All path marker classes accept the hyphen (-) to represent standard streams. This makes it simple to incorporate your rules into shell pipelines without creating temporary files:

from makeprov import InPath, OutPath, rule

@rule()
    def word_count(src: InPath = InPath("-"), dest: OutPath = OutPath("-")):
        """Count words from stdin and write the result to stdout."""
        content = src.read_text()
        dest.write_text(str(len(content.split())))

Tracking outputs within directories

Use :class:~makeprov.paths.OutDir when a rule produces multiple files under a common directory. The :meth:~makeprov.paths.OutDir.file helper returns :class:~makeprov.paths.OutPath instances rooted in that directory while recording them for provenance collection. :class:~makeprov.paths.InDir offers the same tracked-directory behavior for inputs.

from makeprov import InDir, OutDir, rule

@rule()
def write_assets(bundle: OutDir = OutDir("assets/v1/")):
    readme = bundle.file("README.txt")
    logo = bundle.file("logo.txt")

    readme.write_text("asset bundle\n")
    logo.write_text("v1 logo\n")

When the rule finishes, the provenance record includes both assets/v1/README.txt and assets/v1/logo.txt even though only the directory was declared as a parameter.

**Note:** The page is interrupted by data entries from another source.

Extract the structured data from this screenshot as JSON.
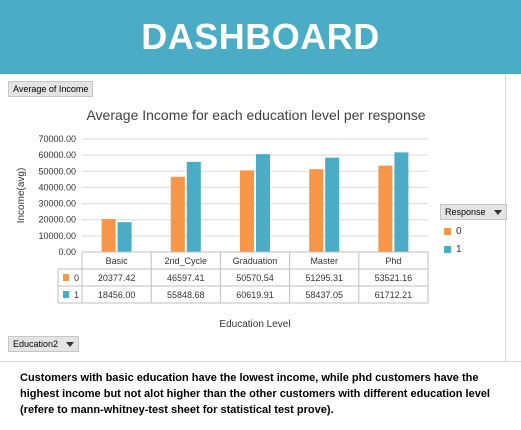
{
  "header": {
    "title": "DASHBOARD"
  },
  "pivot": {
    "value_field": "Average of Income",
    "row_field": "Education2",
    "legend_field": "Response"
  },
  "colors": {
    "banner": "#4bacc6",
    "series_0": "#f79646",
    "series_1": "#4bacc6"
  },
  "chart_data": {
    "type": "bar",
    "title": "Average Income for each education level per response",
    "xlabel": "Education Level",
    "ylabel": "Income(avg)",
    "ylim": [
      0,
      70000
    ],
    "yticks": [
      "0.00",
      "10000.00",
      "20000.00",
      "30000.00",
      "40000.00",
      "50000.00",
      "60000.00",
      "70000.00"
    ],
    "categories": [
      "Basic",
      "2nd_Cycle",
      "Graduation",
      "Master",
      "Phd"
    ],
    "series": [
      {
        "name": "0",
        "values": [
          20377.42,
          46597.41,
          50570.54,
          51295.31,
          53521.16
        ],
        "labels": [
          "20377.42",
          "46597.41",
          "50570.54",
          "51295.31",
          "53521.16"
        ]
      },
      {
        "name": "1",
        "values": [
          18456.0,
          55848.68,
          60619.91,
          58437.05,
          61712.21
        ],
        "labels": [
          "18456.00",
          "55848.68",
          "60619.91",
          "58437.05",
          "61712.21"
        ]
      }
    ],
    "legend": "right",
    "grid": true
  },
  "note": {
    "text": "Customers with basic education have the lowest income, while phd customers have the highest income but not alot higher than the other customers with different education level (refere to mann-whitney-test sheet for statistical test prove)."
  }
}
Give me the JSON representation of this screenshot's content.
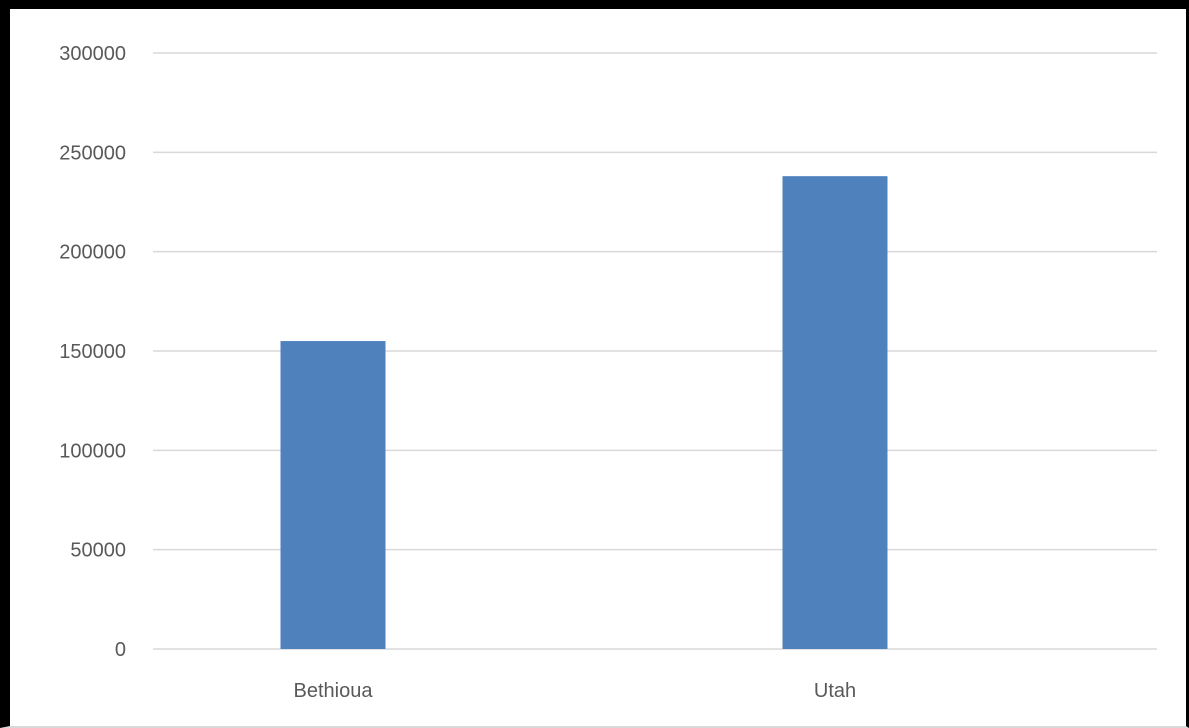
{
  "chart_data": {
    "type": "bar",
    "categories": [
      "Bethioua",
      "Utah"
    ],
    "series": [
      {
        "values": [
          155000,
          238000
        ]
      }
    ],
    "title": "",
    "xlabel": "",
    "ylabel": "",
    "ylim": [
      0,
      300000
    ],
    "yticks": [
      0,
      50000,
      100000,
      150000,
      200000,
      250000,
      300000
    ],
    "grid": true,
    "legend": "none",
    "colors": {
      "bar": "#4f81bd",
      "grid": "#d9d9d9",
      "tick_text": "#595959"
    }
  }
}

Merging provenance across nested rules

Pass merge=True to :func:~makeprov.core.rule to accumulate provenance from any rules invoked within the decorated function. This produces a single provenance document spanning the entire call tree, which is especially helpful for orchestration functions.

from makeprov import InDir, InPath, OutDir, OutPath, rule

@rule()
def render_fragment(name: str, dest: OutPath = OutPath("site/fragments/{name}.txt")):
    dest.write_text(f"fragment: {name}\n")

@rule(merge=True)
def build_site(
    sample: int,
    source_dir: InDir = InDir("content/{sample:d}/"),
    out: OutDir = OutDir("site/{sample:d}/"),
):
    index = out.file("index.html")
    report = out.file("report.md")
    logo = out.file("assets/logo.txt")

    render_fragment("logo", dest=logo)
    report.write_text(source_dir.file("main.txt").read_text())
    index.write_text("<html><body>see report.md</body></html>\n")

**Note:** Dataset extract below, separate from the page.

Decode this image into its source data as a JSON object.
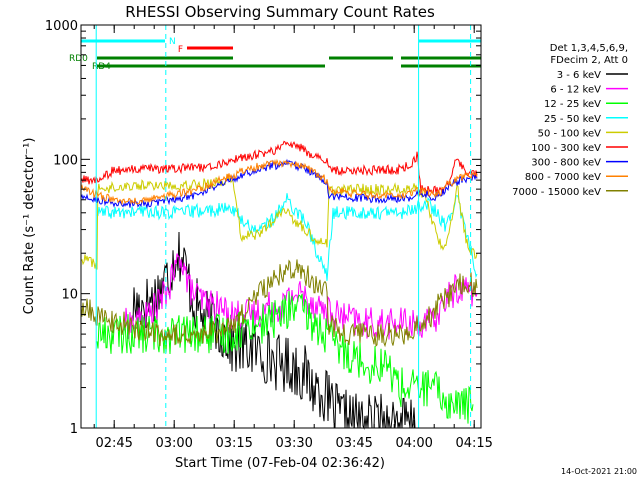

Invoking build("site/1/") runs the fragment rule, writes directory outputs, and emits a single merged provenance dataset for the entire workflow.

Scoped spans and explicit outputs

Use :func:makeprov.span to bracket arbitrary work in its own provenance buffer. A span returns the merged :class:~makeprov.prov.Prov via span.prov and can write to a specific path when nested, which makes per-model or per-shard provenance a one-liner:

from makeprov import span, rule, OutPath

@rule()
def train_model(out: OutPath = OutPath("models/a.txt")):
    out.write_text("ok")

with span("model-a", prov_path="prov/models/a") as sp:
    train_model()
    assert sp.prov.name == "model-a"

Controlling provenance framing

Prov objects can be serialized directly via :meth:~makeprov.prov.Prov.to_jsonld and :meth:~makeprov.prov.Prov.to_graph, which mirror the :class:~makeprov.rdfmixin.RDFMixin API. By default the provenance graph is stored in the default RDF graph, but setting frame = "results" in config moves it into a dedicated named graph while leaving result entities in the default graph. In JSON-LD that produces a nested structure under "provenance" keyed by the graph identifier, while TriG outputs add a named provenance context alongside the default graph.